Helios supercomputer and others. NVIDIA will link four DGX GH200s with NVIDIA's Quantum-2 InfiniBand in a massive supercomputer (location not announced). Additionally, the company is building two more supercomputers in Taiwan and one at its location in Israel. All will contain NVIDIA supercomputer chips; the Israeli one will pack the NVIDIA HGX H100.

SoftBank 5G/6G datacenters. SoftBank and NVIDIA said they will launch a platform for generative AI apps in 5G/6G networks based on the NVIDIA GH200 Grace Hopper Superchip. The new datacenters will be opened throughout SoftBank's network in Japan and will, according to NVIDIA’s announcement, “host generative AI and wireless applications on a multi-tenant common server platform, which reduces costs and is more energy efficient.”

NVIDIA Spectrum-X. NVIDIA announced technology designed to streamline the performance of Ethernet-driven cloud networks. According to the press release: “The platform starts with Spectrum-4, the world’s first 51Tb/sec Ethernet switch built specifically for AI networks. Advanced RoCE extensions work in concert across the Spectrum-4 switches, BlueField-3 DPUs and NVIDIA LinkX optics to create an end-to-end 400GbE network that is optimized for AI clouds.” This setup will be used in the Israeli supercomputer mentioned above.

There was much more in CEO Huang’s talk, which spanned the entire range of NVIDIA’s complex technologies. “We need a new computing approach, and accelerated computing is the path forward,” Huang said. But he acknowledged that the process is a complicated one that requires changes throughout the stack. “This way of doing software, this way of doing computation, is a re-invention from the ground up.”

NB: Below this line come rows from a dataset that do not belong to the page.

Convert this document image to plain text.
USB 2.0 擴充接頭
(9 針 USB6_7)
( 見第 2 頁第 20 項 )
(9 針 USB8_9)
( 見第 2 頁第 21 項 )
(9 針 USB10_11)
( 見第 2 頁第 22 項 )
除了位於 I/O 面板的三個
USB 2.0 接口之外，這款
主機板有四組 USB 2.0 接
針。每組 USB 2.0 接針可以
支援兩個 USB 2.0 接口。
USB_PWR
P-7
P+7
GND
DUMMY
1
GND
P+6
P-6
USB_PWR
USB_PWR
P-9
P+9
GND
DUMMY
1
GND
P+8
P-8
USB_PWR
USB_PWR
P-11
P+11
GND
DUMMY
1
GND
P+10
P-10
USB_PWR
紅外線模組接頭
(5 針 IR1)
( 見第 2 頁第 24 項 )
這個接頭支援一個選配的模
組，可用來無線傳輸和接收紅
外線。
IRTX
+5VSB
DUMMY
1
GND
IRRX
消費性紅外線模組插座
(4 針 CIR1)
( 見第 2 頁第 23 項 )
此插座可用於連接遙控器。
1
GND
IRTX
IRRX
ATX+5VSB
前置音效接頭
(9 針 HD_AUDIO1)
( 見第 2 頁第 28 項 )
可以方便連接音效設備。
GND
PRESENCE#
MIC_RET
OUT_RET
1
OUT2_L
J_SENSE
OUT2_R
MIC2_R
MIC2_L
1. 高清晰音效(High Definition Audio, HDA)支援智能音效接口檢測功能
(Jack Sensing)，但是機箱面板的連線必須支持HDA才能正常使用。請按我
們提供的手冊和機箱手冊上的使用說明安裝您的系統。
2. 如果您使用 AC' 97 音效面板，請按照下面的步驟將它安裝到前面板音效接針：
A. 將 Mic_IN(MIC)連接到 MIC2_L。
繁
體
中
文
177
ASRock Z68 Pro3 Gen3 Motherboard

NVIDIA is shouldering its way to the front of the line in offering solutions. But it won't be able to achieve it all alone. A complex ecosystem of relationships, such as those with SoftBank and a range of manufacturers, AI startups, service providers, and integrators will factor in achieving the goal of widespread generative AI applications. And according to experts, that will take time -- perhaps up to a decade. Still, NVIDIA's at the starting gate, and its innovations will be essential building blocks in the new computational order.